Wax J R, Prabhakar G, Giraldez R A, Hutchins G M, Stetten G, Blakemore K J
Department of Gynecology and Obstetrics, Johns Hopkins University School of Medicine, Baltimore, Maryland.
Am J Perinatol. 1994 May;11(3):184-6. doi: 10.1055/s-2008-1040741.
The association of urinary anomalies with Turner's syndrome is well established. This report describes an unusual antenatal presentation of this cytogenetic disorder and the first reported case of unilateral renal hypoplasia and contralateral renal agenesis in a 45,X/46,XY fetus. The fetus presented with severe third trimester oligohydramnios and symmetrical intrauterine growth retardation at 29 weeks and 2 days' gestation. Chorionic villus cultures revealed a 45,X karyotype. A phenotypically male infant weighing 1833 g was delivered at 35 weeks and 2 days. Chromosomal analysis of the newborn showed a 45,X/46,XY mosaicism, and surgical exploration revealed absence of the left kidney and a hypoplastic right kidney. The infant died at 11 months of age from renal failure and peritonitis. This case demonstrates that monosomy X may be encountered in fetuses with marked growth delay and oligohydramnios. The etiology of the oligohydramnios in this case was a fetal renal malformation not previously described in Turner's syndrome. Antenatal cytogenetic findings should be confirmed postnatally, with a search for mosaicism, when monosomy X is encountered.
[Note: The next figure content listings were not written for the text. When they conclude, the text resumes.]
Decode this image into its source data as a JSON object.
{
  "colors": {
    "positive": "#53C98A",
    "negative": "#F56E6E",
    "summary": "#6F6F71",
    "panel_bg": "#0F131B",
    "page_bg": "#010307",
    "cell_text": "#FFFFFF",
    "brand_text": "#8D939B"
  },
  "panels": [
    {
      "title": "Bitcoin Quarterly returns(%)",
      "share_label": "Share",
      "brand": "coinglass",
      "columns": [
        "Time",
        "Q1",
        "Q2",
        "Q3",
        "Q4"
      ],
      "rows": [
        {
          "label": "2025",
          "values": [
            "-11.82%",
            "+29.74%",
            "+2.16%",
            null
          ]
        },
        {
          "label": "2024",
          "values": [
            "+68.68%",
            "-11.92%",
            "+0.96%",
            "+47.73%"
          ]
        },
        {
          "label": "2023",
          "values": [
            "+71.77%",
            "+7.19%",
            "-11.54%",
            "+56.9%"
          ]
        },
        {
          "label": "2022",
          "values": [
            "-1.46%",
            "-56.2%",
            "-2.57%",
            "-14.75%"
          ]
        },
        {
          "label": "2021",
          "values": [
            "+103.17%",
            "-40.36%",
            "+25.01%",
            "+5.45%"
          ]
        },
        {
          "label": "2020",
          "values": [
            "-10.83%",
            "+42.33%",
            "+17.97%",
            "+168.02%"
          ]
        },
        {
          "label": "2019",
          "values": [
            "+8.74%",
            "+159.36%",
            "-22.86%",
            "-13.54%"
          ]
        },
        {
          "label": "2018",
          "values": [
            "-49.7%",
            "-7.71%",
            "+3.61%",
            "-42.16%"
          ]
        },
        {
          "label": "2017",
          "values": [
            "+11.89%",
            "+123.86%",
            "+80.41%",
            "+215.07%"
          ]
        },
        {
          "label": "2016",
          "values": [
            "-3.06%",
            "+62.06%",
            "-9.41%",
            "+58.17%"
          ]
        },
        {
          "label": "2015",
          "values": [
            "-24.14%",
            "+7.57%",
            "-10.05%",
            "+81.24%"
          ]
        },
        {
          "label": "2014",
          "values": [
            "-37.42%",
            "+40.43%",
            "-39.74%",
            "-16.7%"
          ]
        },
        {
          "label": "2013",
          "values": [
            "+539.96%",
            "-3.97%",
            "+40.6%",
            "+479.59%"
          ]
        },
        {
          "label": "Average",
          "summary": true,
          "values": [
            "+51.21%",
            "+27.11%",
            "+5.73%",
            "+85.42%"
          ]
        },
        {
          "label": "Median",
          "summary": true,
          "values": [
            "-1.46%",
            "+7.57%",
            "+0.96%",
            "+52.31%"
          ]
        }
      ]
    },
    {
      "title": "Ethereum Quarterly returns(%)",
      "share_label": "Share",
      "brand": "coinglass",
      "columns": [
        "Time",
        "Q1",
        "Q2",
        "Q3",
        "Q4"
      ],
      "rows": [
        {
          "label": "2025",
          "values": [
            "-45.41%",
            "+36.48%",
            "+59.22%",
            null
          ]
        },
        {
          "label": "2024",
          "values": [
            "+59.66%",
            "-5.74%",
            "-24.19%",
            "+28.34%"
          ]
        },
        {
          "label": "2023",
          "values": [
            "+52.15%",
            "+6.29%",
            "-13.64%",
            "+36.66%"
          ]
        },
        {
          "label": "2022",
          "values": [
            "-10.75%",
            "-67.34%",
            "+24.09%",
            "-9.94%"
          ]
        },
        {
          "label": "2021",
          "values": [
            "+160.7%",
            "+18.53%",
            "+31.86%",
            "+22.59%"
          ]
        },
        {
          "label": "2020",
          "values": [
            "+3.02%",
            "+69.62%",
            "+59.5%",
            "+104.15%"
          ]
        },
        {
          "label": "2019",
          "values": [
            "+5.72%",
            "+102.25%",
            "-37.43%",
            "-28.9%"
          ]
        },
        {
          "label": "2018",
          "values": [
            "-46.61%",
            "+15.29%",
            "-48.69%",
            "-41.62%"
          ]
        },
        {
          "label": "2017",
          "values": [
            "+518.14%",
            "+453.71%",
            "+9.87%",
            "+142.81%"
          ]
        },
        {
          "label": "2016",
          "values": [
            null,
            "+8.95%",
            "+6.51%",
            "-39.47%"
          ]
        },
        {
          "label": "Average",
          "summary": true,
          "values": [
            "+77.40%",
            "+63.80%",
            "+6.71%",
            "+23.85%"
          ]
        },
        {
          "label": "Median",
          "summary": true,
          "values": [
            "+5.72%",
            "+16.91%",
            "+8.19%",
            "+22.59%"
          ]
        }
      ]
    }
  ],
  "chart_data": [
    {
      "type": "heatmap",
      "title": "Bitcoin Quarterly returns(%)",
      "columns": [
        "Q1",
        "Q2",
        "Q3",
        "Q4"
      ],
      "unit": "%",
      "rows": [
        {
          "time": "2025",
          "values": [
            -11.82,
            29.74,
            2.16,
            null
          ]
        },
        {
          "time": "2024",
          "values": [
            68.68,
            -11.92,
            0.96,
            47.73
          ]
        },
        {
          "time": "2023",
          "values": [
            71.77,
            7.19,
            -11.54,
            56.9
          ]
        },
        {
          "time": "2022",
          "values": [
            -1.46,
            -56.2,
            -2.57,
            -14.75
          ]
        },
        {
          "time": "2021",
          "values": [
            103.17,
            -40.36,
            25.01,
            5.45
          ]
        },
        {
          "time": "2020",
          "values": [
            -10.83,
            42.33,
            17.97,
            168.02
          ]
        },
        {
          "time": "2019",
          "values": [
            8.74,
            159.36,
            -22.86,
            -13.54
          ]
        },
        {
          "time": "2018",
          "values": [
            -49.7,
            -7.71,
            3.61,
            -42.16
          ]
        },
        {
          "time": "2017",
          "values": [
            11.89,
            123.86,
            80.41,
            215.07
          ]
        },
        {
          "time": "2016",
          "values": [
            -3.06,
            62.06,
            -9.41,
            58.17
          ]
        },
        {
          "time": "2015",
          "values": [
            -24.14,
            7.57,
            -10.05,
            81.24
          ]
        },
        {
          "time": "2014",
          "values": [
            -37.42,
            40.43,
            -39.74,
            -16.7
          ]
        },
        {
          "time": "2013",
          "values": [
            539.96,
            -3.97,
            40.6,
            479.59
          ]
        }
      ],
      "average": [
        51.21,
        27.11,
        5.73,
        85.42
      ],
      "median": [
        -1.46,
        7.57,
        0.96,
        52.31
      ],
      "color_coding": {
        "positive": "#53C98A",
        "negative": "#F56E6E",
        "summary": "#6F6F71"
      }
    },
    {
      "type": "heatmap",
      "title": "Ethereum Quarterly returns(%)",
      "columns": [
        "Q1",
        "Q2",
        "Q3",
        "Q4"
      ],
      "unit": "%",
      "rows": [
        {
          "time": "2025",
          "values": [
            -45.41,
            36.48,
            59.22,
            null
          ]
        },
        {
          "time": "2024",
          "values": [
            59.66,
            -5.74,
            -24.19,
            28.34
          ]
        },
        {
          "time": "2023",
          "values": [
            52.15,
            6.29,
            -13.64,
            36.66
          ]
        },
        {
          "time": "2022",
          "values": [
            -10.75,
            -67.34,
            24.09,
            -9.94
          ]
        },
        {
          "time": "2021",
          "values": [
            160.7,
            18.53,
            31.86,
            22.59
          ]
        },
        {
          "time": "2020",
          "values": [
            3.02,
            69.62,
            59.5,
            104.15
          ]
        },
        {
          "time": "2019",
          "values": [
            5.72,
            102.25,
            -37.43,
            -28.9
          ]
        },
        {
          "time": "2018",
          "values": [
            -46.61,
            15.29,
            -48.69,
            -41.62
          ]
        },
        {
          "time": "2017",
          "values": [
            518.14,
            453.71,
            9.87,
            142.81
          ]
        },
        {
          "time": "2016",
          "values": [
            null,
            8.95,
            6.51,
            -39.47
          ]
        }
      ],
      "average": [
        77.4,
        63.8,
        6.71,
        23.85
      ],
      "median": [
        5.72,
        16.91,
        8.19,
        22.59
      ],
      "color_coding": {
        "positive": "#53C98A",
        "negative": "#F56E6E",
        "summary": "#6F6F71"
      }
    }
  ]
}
泌尿系统异常与特纳综合征的关联已得到充分证实。本报告描述了这种细胞遗传学疾病一种不寻常的产前表现,以及首例45,X/46,XY胎儿单侧肾发育不全和对侧肾缺如的病例。该胎儿在妊娠29周零2天时出现严重的孕晚期羊水过少和对称性宫内生长受限。绒毛膜绒毛培养显示核型为45,X。一名体重1833克的表型男性婴儿在35周零2天时出生。新生儿的染色体分析显示为45,X/46,XY嵌合体,手术探查发现左肾缺如,右肾发育不全。该婴儿在11个月大时死于肾衰竭和腹膜炎。本病例表明,X单体可能出现在有明显生长延迟和羊水过少的胎儿中。本例羊水过少的病因是一种特纳综合征中此前未描述过的胎儿肾畸形。当遇到X单体时,产前细胞遗传学检查结果应在产后得到证实,并排查嵌合体情况。